President Johnson asked the American people to enact a 5 percent war surcharge to support the Vietnam War for two years, or “for as long as the unusual expenditures associated with our efforts continue.” After a year delay, Congress passed the surcharge tax. At the time, the Vietnam war’s costs associated with fiscal year 1967 was $21 billion.
Traditionally America has sacrificed financially to protect the homeland. In 1942, during World War II, President Franklin Roosevelt said, “When so many Americans are contributing all their energies and even their lives to the nation’s great task, I am confident that all Americans will be proud to contribute their utmost in taxes.”

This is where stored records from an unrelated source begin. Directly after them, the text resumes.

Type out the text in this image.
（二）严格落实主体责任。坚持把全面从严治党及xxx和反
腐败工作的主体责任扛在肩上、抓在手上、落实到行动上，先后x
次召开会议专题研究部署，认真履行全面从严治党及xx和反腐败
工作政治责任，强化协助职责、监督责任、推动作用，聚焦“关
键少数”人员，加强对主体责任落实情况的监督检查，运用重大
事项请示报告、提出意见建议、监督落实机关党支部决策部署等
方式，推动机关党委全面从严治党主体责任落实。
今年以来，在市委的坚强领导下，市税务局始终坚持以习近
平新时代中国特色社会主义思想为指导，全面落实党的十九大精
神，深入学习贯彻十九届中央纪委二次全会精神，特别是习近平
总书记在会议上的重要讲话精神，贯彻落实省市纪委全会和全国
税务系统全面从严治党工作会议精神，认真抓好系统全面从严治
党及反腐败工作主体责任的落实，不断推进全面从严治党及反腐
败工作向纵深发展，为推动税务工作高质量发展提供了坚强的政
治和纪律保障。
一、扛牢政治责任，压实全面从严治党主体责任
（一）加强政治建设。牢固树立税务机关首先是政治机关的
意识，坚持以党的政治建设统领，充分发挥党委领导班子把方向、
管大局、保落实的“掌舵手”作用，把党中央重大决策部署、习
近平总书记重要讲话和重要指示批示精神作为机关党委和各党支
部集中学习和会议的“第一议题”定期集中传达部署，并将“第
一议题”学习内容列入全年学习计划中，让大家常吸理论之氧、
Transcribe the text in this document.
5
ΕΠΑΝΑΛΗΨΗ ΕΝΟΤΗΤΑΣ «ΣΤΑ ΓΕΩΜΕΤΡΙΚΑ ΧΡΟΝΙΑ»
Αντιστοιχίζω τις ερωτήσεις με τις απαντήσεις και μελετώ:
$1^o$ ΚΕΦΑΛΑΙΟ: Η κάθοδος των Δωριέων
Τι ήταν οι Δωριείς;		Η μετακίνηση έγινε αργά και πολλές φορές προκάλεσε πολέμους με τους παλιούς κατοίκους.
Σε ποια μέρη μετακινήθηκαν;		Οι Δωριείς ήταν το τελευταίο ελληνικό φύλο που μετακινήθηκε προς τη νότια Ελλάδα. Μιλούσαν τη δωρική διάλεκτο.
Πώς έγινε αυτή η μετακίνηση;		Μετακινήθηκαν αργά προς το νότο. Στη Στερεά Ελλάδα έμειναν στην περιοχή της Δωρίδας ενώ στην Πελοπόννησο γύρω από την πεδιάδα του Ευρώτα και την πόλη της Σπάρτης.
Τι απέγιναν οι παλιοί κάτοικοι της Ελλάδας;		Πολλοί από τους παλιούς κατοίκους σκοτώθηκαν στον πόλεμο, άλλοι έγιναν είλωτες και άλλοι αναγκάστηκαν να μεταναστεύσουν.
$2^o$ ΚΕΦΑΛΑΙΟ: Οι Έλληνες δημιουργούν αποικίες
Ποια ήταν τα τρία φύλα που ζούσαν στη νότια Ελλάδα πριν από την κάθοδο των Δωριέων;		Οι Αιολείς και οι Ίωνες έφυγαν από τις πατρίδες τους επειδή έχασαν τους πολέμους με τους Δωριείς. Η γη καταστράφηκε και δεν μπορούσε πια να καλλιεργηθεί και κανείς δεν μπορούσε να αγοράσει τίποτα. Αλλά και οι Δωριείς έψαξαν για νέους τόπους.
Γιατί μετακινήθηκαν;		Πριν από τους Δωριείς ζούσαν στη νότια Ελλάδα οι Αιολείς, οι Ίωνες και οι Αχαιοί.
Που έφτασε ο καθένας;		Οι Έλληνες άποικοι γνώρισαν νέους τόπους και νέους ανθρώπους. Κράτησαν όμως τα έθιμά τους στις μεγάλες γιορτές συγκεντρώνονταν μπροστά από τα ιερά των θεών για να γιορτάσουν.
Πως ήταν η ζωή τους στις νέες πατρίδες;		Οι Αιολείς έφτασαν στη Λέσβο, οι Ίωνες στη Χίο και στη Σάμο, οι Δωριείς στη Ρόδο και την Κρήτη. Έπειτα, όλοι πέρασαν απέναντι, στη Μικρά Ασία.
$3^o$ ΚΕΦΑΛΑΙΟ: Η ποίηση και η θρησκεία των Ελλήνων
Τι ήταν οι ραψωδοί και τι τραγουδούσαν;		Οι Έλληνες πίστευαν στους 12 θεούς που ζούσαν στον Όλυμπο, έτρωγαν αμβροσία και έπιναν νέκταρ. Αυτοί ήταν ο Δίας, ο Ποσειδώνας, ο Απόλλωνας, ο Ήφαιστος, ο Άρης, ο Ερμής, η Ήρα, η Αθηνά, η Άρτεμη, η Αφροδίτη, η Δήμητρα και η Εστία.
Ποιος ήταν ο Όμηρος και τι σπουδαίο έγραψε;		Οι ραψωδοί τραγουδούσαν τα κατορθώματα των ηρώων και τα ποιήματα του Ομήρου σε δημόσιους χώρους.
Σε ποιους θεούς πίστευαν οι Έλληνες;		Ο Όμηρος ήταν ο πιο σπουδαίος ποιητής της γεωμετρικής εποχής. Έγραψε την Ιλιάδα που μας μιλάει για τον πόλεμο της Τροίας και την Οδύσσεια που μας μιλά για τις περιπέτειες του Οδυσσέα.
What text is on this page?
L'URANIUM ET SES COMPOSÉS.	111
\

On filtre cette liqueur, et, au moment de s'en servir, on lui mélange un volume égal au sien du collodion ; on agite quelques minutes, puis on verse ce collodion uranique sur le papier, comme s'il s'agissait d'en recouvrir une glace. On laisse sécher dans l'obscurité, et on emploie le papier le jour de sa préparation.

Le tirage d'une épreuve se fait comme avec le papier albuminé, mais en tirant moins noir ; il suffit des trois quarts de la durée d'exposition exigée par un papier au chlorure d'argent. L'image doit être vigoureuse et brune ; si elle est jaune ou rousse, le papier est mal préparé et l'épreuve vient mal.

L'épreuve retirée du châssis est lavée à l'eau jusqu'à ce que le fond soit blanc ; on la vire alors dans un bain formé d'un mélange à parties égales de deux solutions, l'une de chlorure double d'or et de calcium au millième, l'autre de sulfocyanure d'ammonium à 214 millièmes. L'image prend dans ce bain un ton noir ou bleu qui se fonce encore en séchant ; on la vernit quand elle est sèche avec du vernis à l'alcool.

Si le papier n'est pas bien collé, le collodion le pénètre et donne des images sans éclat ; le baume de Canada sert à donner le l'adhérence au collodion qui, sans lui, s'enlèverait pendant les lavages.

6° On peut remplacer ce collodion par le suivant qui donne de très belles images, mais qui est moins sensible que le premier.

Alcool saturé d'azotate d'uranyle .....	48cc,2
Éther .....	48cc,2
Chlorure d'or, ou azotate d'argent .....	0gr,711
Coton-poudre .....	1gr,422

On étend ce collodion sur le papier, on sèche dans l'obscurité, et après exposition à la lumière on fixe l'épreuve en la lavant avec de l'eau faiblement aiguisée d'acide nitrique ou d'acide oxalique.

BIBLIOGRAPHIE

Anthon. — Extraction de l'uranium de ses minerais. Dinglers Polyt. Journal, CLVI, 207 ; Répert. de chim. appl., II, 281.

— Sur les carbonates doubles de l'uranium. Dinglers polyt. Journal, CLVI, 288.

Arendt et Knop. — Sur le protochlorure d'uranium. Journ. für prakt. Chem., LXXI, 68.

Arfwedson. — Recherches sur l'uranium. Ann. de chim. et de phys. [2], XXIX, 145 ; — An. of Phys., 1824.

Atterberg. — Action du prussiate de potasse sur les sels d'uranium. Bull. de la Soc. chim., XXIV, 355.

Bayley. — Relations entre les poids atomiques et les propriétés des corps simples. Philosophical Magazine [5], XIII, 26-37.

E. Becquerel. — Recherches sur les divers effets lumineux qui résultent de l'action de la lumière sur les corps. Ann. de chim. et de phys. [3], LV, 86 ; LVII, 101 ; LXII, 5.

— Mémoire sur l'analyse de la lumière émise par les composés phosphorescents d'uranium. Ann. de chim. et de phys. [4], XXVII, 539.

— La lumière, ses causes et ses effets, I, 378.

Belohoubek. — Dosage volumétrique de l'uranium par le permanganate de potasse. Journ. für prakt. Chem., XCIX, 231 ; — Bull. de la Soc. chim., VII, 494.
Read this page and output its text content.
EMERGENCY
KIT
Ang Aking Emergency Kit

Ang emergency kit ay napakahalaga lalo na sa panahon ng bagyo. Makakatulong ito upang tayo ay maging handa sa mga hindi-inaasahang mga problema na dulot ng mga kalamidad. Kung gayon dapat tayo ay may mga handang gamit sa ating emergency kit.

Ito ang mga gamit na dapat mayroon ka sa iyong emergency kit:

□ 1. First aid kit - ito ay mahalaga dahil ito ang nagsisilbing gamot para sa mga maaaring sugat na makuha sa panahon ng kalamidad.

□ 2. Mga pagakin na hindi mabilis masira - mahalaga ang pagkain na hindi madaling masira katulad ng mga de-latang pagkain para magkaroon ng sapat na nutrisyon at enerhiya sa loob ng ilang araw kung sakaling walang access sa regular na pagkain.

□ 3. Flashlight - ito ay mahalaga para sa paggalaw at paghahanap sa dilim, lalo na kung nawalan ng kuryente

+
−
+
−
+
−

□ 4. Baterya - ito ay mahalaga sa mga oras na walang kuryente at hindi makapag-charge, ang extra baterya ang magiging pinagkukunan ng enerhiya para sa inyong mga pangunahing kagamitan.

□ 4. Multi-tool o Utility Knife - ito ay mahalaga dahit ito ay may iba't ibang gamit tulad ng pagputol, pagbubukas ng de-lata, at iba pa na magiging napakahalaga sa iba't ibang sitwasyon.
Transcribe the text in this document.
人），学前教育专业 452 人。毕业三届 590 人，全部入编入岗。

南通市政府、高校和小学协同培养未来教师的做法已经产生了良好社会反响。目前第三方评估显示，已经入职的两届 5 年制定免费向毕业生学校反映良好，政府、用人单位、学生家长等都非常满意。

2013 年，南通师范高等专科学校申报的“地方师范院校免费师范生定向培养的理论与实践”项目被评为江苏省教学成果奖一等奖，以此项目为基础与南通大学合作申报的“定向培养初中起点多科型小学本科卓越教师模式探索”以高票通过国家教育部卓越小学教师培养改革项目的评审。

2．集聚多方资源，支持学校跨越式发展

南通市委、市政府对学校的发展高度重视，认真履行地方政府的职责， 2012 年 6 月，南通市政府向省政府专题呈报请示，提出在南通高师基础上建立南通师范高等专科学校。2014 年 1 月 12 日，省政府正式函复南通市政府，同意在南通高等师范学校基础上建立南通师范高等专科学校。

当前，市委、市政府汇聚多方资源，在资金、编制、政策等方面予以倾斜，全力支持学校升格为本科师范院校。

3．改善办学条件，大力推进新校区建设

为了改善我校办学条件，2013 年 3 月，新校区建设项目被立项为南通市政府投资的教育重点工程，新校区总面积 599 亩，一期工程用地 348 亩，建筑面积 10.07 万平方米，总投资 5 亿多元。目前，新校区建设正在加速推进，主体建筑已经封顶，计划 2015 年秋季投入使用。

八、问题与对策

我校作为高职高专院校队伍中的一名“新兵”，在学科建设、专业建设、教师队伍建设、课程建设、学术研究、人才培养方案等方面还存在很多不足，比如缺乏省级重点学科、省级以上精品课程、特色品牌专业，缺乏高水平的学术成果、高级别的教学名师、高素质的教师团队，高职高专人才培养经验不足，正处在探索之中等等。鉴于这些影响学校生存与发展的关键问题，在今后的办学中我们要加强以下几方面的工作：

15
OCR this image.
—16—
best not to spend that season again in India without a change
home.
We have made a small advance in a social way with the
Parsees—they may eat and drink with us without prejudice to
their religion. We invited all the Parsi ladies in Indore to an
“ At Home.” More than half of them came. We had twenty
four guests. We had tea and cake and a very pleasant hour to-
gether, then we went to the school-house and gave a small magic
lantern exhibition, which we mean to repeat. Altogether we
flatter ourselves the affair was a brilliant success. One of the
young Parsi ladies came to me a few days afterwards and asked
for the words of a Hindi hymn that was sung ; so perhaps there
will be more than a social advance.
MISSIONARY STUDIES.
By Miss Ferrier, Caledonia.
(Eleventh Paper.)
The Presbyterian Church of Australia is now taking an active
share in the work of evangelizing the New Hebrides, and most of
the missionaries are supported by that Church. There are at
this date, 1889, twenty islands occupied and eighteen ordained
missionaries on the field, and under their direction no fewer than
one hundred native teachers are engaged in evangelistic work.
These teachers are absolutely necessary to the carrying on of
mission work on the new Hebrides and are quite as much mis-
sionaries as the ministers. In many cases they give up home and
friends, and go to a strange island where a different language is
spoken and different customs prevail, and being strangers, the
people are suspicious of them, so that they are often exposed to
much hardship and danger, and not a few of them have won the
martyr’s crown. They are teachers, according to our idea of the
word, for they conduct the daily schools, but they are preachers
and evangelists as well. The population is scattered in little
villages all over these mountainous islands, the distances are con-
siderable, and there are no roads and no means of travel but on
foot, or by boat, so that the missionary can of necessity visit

Since then American elite academics have suggested the country return to that tradition. A research paper titled “War and Taxes” written by University of California at Los Angeles (UCLA) School of Law’s Steven Bank and Kirk Stark and the University of Virginia’s Joseph Thorndike examines how America used to pay for its wars. “During World War II, Americans were urged to ration food, raise money, and accept higher taxes. After September 11, we were given tax cuts and asked to shop,” an excerpt reads. “Has the United States broken a noble tradition of fiscal sacrifice with the current, unprecedented wartime tax cuts, or are they the mark of new economic and social forces at work? This piece, and the book from which it is drawn, War and Taxes, weighs the question by considering seven conflicts that span the American Revolution to the present war in Iraq.”
As recently as 2009, lawmakers tried and failed to enact a war tax. Democrat Congressman David Obey, drafted legislation that added a surtax in an effort to pay for the Afghanistan and Iraq Wars. The “Share the Sacrifice Act,” tried to “end the practice of paying for the war in Afghanistan with borrowed money.”
In an era when there is no military draft in place, Rep. Obey pointed out that “the only people who’ve paid any price for our military involvement in Iraq and Afghanistan are our military families. We believe that if this war is to be fought, it’s only fair that everyone share the burden. That’s why we are offering legislation to impose a graduated surtax so that the cost of the war is not borrowed.”
Unfortunately, the Democrat’s bill was never debated and President Obama did not have the opportunity to sign or veto the war tax legislation.
With the President’s submission of his new request for authority to wage war the debate shifts to Congress and only time will tell how the United States intends to confront the continuing saga of perpetual war.